Haha, Alanis really nails it here!
The Magdalene Diaries
Worst Choir Ever
Listening to Alanis is as pleasurable as a toothache for me, but I did take time to look up the lyrics to this and it’s a good ‘un. I might reverse the gender and have a bash at my own version since it fits a couple of people I’ve known perfectly like a glove!
Yes Baz, it could work equally well with the genders reversed I am quite sure…we are all a composite of male and female qualities whether we know/acknowledge it or not. The female advantage is that it is more socially acceptable for a woman to display ‘masculine’ traits than for a male to show ‘feminine’ ones. I am definitely a loser in love as I’m drawn to a narcissist just as Alanis so eloquently describes. The heart wants what it wants, I am a loser in life, in love, frankly I want to die so badly and have for years. Do you remember a song that goes ‘I would rather go blind than see you walk away from me’? I want to be blind to all the ugliness this world holds Baz. I simply can’t let myself see it anymore, it has made me so very ill for so many years, enough is enough, let’s keep dreaming hey?

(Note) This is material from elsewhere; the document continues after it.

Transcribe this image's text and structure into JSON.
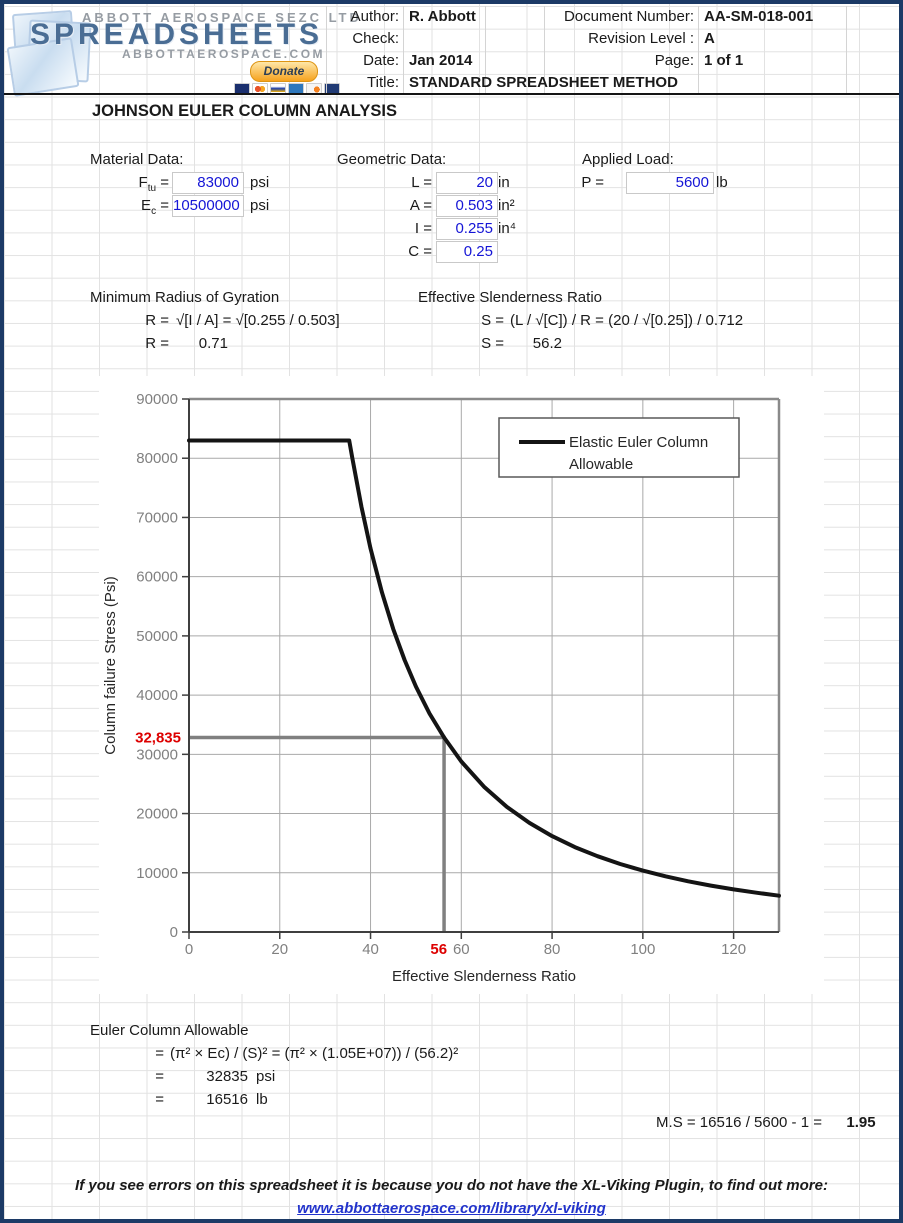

On 23 October 2015 at 22:26, Am I Still Ill? wrote:
Oh yes… indeed we are all a composite of masculine and feminine traits and therein lies one of my biggest problems since as you say and know, it’s not “socially acceptable” for men to show their feminine side. A major reason why I have no actual male friends any more is because I freak them out. I’ve always been tuned into and accepting of my feminine traits. Unfortunately, virtually every man I’ve known is in constant denial of that side of themselves. That’s caused no end of conflict and lack of acceptance on THEIR part towards me. I can’t relate to mens obsession with things like football, beer and that whole “lads” culture thing. I’ve always got along better with females and they tend to relate to me better than other guys.
As for my “love life”… well, to tie it in with what I just wrote above, there is a very good reason why when I get round to officially changing my name that one of my middle names will be “Ophelia” – the only Shakespeare character I can fully understand and relate to. A LOT of parallels there between me and Ophelia. Too many.
Wish I was peacefully and photogenically drowned at the bottom of a lake myself Baz, this movie has gone on way too long lol. I hope you’re not thinking of having a sex change, aaaargh?